As a consumer, I recently went through an experience that led me to write on this topic.
I was looking to buy a new car. I browsed for reviews on Google and watched videos on YouTube to get deeper insights into data about the make of different cars. I was aware that my activity would get tracked, and I would receive targeted ads. I was surprised by the relevance of these targeted advertisements that I received online. In the first week, I got advertisements for cars in a specific segment of interest. In the subsequent weeks, the algorithm figured out that I am a brand-loyal consumer, and I received the content from only one car manufacturer. When I zeroed in on the model, I started receiving content about the benefits of automatic transmission of that model. However, the barrage continued for a week after my purchase. Perhaps the fact that I did not post a picture of the delivery of the car on my social network is responsible! Algorithms must get better at personalisation.

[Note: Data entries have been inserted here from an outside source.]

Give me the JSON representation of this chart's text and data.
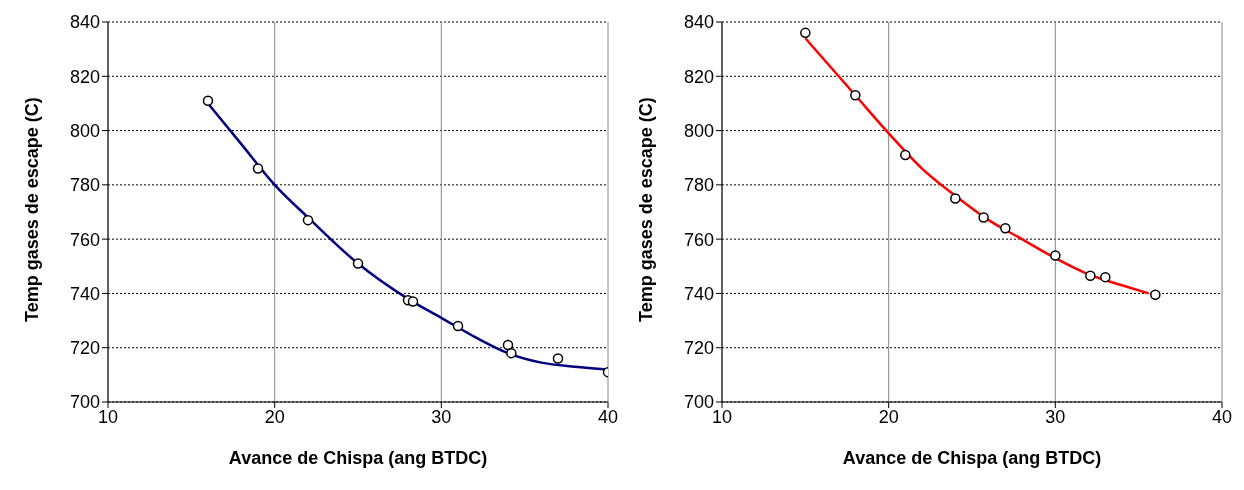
{
  "chart_data": [
    {
      "type": "scatter",
      "xlabel": "Avance de Chispa (ang BTDC)",
      "ylabel": "Temp gases de escape (C)",
      "xlim": [
        10,
        40
      ],
      "xticks": [
        10,
        20,
        30,
        40
      ],
      "ylim": [
        700,
        840
      ],
      "yticks": [
        700,
        720,
        740,
        760,
        780,
        800,
        820,
        840
      ],
      "grid": true,
      "series": [
        {
          "type": "line",
          "color": "#000080",
          "marker": "none",
          "x": [
            16,
            18,
            20,
            22,
            25,
            28,
            30,
            32,
            34,
            36,
            38,
            40
          ],
          "values": [
            810,
            795,
            780,
            768,
            751,
            738,
            731,
            724,
            718,
            714.5,
            713,
            712
          ]
        },
        {
          "color": "#000000",
          "marker": "circle",
          "x": [
            16,
            19,
            22,
            25,
            28,
            28.3,
            31,
            34,
            34.2,
            37,
            40
          ],
          "values": [
            811,
            786,
            767,
            751,
            737.5,
            737,
            728,
            721,
            718,
            716,
            711
          ]
        }
      ]
    },
    {
      "type": "scatter",
      "xlabel": "Avance de Chispa (ang BTDC)",
      "ylabel": "Temp gases de escape (C)",
      "xlim": [
        10,
        40
      ],
      "xticks": [
        10,
        20,
        30,
        40
      ],
      "ylim": [
        700,
        840
      ],
      "yticks": [
        700,
        720,
        740,
        760,
        780,
        800,
        820,
        840
      ],
      "grid": true,
      "series": [
        {
          "type": "line",
          "color": "#ff0000",
          "marker": "none",
          "x": [
            15,
            18,
            20,
            22,
            24,
            26,
            28,
            30,
            32,
            34,
            35.6
          ],
          "values": [
            834,
            813,
            799,
            786,
            776,
            767,
            760,
            753,
            747,
            743,
            740
          ]
        },
        {
          "color": "#000000",
          "marker": "circle",
          "x": [
            15,
            18,
            21,
            24,
            25.7,
            27,
            30,
            32.1,
            33,
            36
          ],
          "values": [
            836,
            813,
            791,
            775,
            768,
            764,
            754,
            746.5,
            746,
            739.5
          ]
        }
      ]
    }
  ]
}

Each time we make a payment or ‘like’ a picture on social media or browse information about any subject, our activity is tracked with our permission when we use these online platforms. This data is then analysed to find meaningful patterns. For example, the type of products that we buy online using our credit card can throw light on disposable income. Our social media interactions or posts can tell us something about our social status. Our online browsing provides information regarding potential purchases. Data Science techniques are then used to connect these dots and create targeted digital marketing content for us. If you pay close attention to your buying experiences, it is easy to figure out that data science is not hype but a real shift that is affecting us in our daily lives.
Traditionally, data science was focused on statistics, but with the advances in technology, algorithms are becoming smarter at reading images and text. Today, data science techniques are making their presence felt in almost everything integral to our lives, right from predicting weather to forecasting our buying behaviour. If we review our entertainment experience on television, we can see that machines have started influencing, or, to some extent, controlling our choices on platforms like Netflix or Amazon Prime. Algorithms are also predicting our online shopping behaviour and influencing our decisions.
Algorithmic trading is a reality of life. Two critical shifts will shape the future. The first one is the emergence of new technologies that recognise a human sense like voice, eyesight or touch. The second one is, machines mimicking human senses like vision, sound, etc. The combined impact of the two shifts can create new data streams and possibilities. It will not only have an impact on the way we do business but also the way we live our lives. We are facing a future where it might get difficult to differentiate a human being from a human hologram created by machines. What does this mean to us as data science professionals? First, it means a huge opportunity to participate in shaping the future. At the same time, it creates new industries and career avenues with roles in data science skills continuing to dominate the job market in the current age, and for several years to come.
Today, we look at data science as one career stream. With the advances in technology, new specialisations will emerge. Let’s assume that you want to set up a data science practice for an on-demand entertainment video services company. An important starting point would be to devise the data science strategy. It will evaluate possibilities with various data streams, define the winning aspirations or goals and then create the implementation plan. Next would be to design the data architecture, which will ensure efficient storage, analysis and usage of consumer data generated through multiple data streams. These data streams include consumer ratings, voice, as well as consumer feedback about the service. It will be followed by the requirement to apply prescriptive data science techniques.
As of today, most of the data science usage is centred on descriptive, diagnostic or predictive analytics. In the future, the new-age data science practice will allow the service provider to generate content that is profitable and enriching for the consumer. Let me elaborate on this further. In one household, there are different consumer needs for online content on platforms like Netflix or Amazon Prime. My content consumption as a business professional is very different from that of my teenage kids.
Today, it is difficult to track the individual user preferences as the service provider might not understand the actual user who is holding the remote in his or her hand. However, once we move to use voice, it will be easy for the machine to understand if the consumer is an adult or a teenage kid. Within a single user ID, then, the content that will be pushed will be very different and more relevant for the consumer. Once, such interactions start between the human consumer and the machine that understands the human voice (tone to predict mood/emotions), there are limitless possibilities to personalise the content, and then charge a premium for it. There is another side to this argument. Consumers are apprehensive about losing the freedom to choose. In my opinion, we are smart enough to use these machines to our advantage. Only time will reveal the real answer to this question.
To conclude, I see the need for interdisciplinary skills to fulfil the needs of emerging disciplines in data science. Those adept in data management and storage will be vital for roles like data architect. Data science management will need senior management or leadership talent trained in it to manage data strategy.